Jazz Legend Benny Carter Dies
Jazz great Benny Carter hardly ever looked back. He enjoyed whatever he was doing at the moment — composing or arranging, improvising on the alto sax or trumpet, leading a band or making opportunities for other black musicians.
"I don't look back at the good old days," Carter once said. "The good old days are here and now."
Carter died Saturday at age 95 after being hospitalized for about two weeks with bronchitis and other problems, family friend and publicist Virginia Wicks said Sunday.
"A big, big person walked out of the room yesterday," said friend and producer Quincy Jones. "A great human being."
In a career that spanned more than six decades, Carter performed with or wrote music for nearly all of jazz's swing-era greats, including Duke Ellington, Count Basie, Benny Goodman and Glenn Miller.
Carter's compositions, which include "When Lights Are Low" (1936) and "Blues in My Heart" (1931), became jazz and big band standards, and many saxophone and trumpet players continue to measure their work against his solos.
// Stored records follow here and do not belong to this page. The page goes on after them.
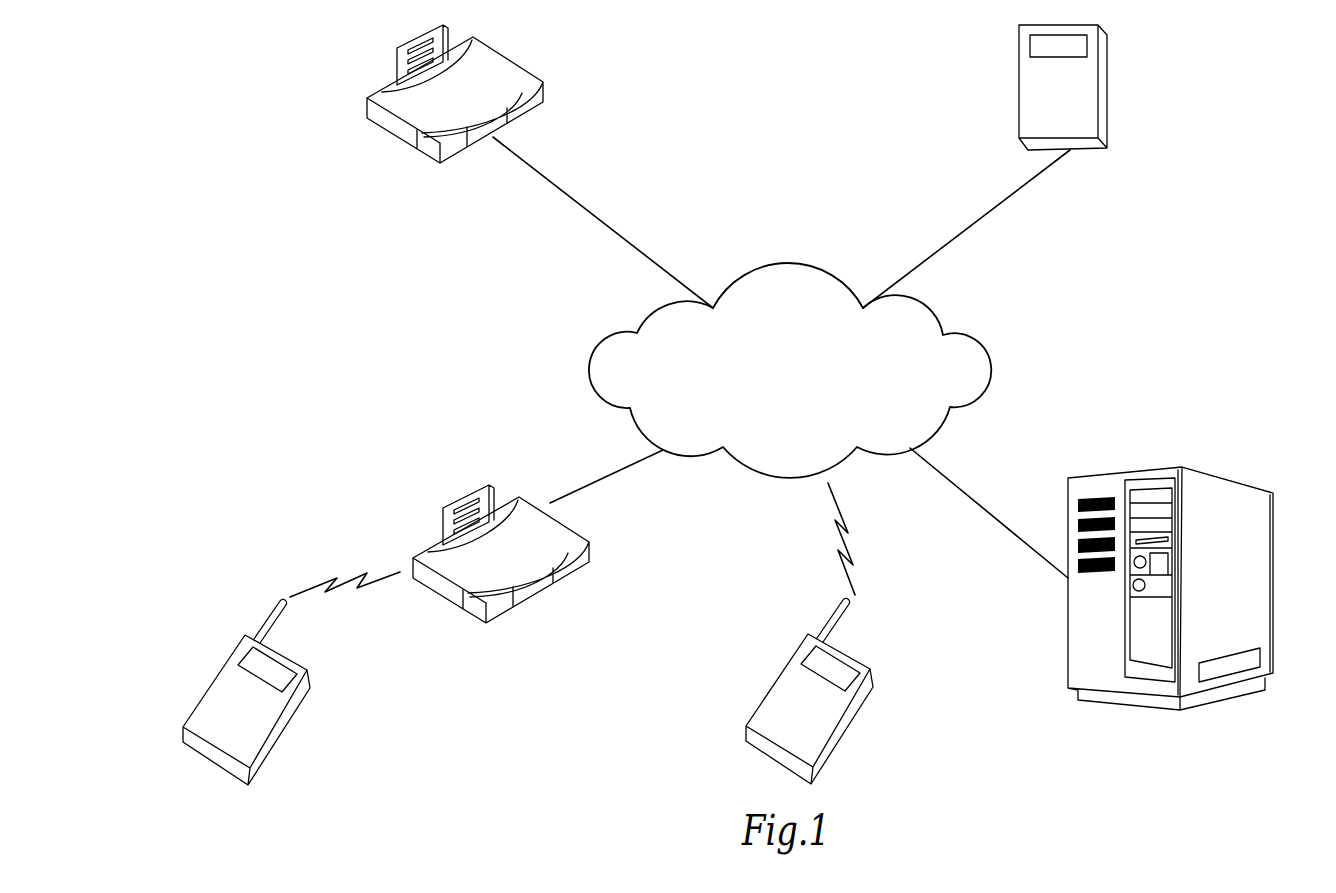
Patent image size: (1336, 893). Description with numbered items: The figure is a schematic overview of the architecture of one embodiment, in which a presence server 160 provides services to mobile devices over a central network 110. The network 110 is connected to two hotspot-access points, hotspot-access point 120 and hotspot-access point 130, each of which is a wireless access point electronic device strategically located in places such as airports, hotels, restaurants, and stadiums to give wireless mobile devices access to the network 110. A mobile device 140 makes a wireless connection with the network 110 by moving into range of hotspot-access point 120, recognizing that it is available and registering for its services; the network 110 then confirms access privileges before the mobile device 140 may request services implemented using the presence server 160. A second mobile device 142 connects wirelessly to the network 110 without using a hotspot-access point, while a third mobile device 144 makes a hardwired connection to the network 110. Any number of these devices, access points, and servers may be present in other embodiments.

The network 110 is at (790, 262).
The hotspot-access point 120 is at (595, 550).
The hotspot-access point 130 is at (545, 90).
The mobile device 140 is at (215, 678).
The mobile device 142 is at (777, 677).
The mobile device 144 is at (1018, 79).
The presence server 160 is at (1277, 580).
Bennett Lester Carter was born Aug. 8, 1907, in New York. He took piano lessons from his mother when he was 10 and picked up the trumpet four years later.
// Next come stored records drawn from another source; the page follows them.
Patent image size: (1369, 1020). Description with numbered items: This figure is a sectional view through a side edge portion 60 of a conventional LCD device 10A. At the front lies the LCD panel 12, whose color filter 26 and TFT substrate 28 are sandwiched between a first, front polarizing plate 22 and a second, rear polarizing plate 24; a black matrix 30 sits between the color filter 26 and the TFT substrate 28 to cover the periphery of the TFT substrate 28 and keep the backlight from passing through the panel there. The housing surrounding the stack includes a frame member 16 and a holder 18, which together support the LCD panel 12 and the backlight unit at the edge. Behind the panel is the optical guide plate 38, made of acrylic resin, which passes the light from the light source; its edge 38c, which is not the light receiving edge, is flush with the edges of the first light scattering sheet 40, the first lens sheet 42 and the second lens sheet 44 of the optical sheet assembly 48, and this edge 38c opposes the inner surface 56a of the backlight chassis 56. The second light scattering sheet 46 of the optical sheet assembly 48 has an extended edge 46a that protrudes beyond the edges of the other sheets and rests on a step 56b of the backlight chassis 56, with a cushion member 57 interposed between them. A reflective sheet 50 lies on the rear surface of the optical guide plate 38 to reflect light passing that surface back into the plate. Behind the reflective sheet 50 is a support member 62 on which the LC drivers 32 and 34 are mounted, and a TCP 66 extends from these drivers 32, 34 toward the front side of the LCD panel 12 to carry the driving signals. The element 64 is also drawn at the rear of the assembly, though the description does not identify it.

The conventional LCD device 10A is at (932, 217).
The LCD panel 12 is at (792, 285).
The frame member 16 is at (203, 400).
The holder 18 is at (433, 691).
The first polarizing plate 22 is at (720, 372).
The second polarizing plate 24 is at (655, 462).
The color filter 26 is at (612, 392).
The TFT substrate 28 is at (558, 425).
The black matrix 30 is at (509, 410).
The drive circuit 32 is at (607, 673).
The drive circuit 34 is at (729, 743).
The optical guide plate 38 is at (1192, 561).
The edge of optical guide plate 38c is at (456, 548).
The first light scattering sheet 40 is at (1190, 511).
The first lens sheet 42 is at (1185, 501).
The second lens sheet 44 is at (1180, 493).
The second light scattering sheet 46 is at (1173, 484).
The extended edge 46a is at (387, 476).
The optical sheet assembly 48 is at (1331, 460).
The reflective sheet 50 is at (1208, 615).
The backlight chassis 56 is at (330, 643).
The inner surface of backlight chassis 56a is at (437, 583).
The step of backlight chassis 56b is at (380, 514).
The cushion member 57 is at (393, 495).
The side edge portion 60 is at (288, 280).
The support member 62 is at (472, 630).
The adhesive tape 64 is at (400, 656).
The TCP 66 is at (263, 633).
After failing to learn it in a week, though, Carter put down the trumpet and picked up the saxophone. He eventually did master the brass instrument — only a year later. By age 15, he was a regular at Harlem night clubs.
Despite being mostly self-taught, Carter became known as a virtuoso instrumentalist. Critics and his fellow musicians credited his originality and improvisation with helping launch the golden age of big band jazz in the 1930s.
"You got Duke Ellington, Count Basie, and my man, the Earl of Hines, right? Well, Benny's right up there with all them cats," Louis Armstrong once said. "Everybody that knows who he is calls him `King.' He is a king."
His foray into arranging began in 1928 when he was a member of Charlie Johnson's Orchestra. In 1943, Carter was the arranger for "Stormy Weather," an all black musical. He went on to arrange the scores for "An American in Paris" (1951) and "The Guns of Navarone" (1961), among others.
He later composed and arranged music for 20 television series, including "M Squad" (1957-60), "Ironside" (1967-75), "The Name of the Game" (1968-71) and "It Takes a Thief" (1968-70).
It was his composing and arranging that opened doors for many of his fellow black musicians. He used his influence to push successfully to desegregate the Musicians' Union's white and black locals.
Carter put together his own orchestra in 1932 but disbanded it a year later.
In 1942, he reorganized the group, which included bebop pioneers Dizzy Gillespie and Kenny Clarke and later Miles Davis. He called it quits again in 1946 in part because of his growing Hollywood career.
Carter stopped touring altogether in the 1950s and 1960s. In 1976, he returned to performing live in New York and later that year recorded "The King," which featured duets with Gillespie.
Carter was awarded the Grammy Lifetime Achievement Award in 1987 and the congressional designation as a National Treasure of Jazz in 1988.
He enjoyed a resurgence in the 1990s for a series of albums on the MusicMasters label, winning two more Grammy Awards and receiving a Kennedy Center lifetime achievement award.
In 2000, he was presented with the National Medal of Arts by President Clinton.
Jones said he visited Carter in the hospital and had the sense that "the king" had simply decided it was time to go.
"He said he had lived, for 95 years, the greatest life he could ask for, and he wanted to leave us like he lived with us, which was in such dignity," Jones said.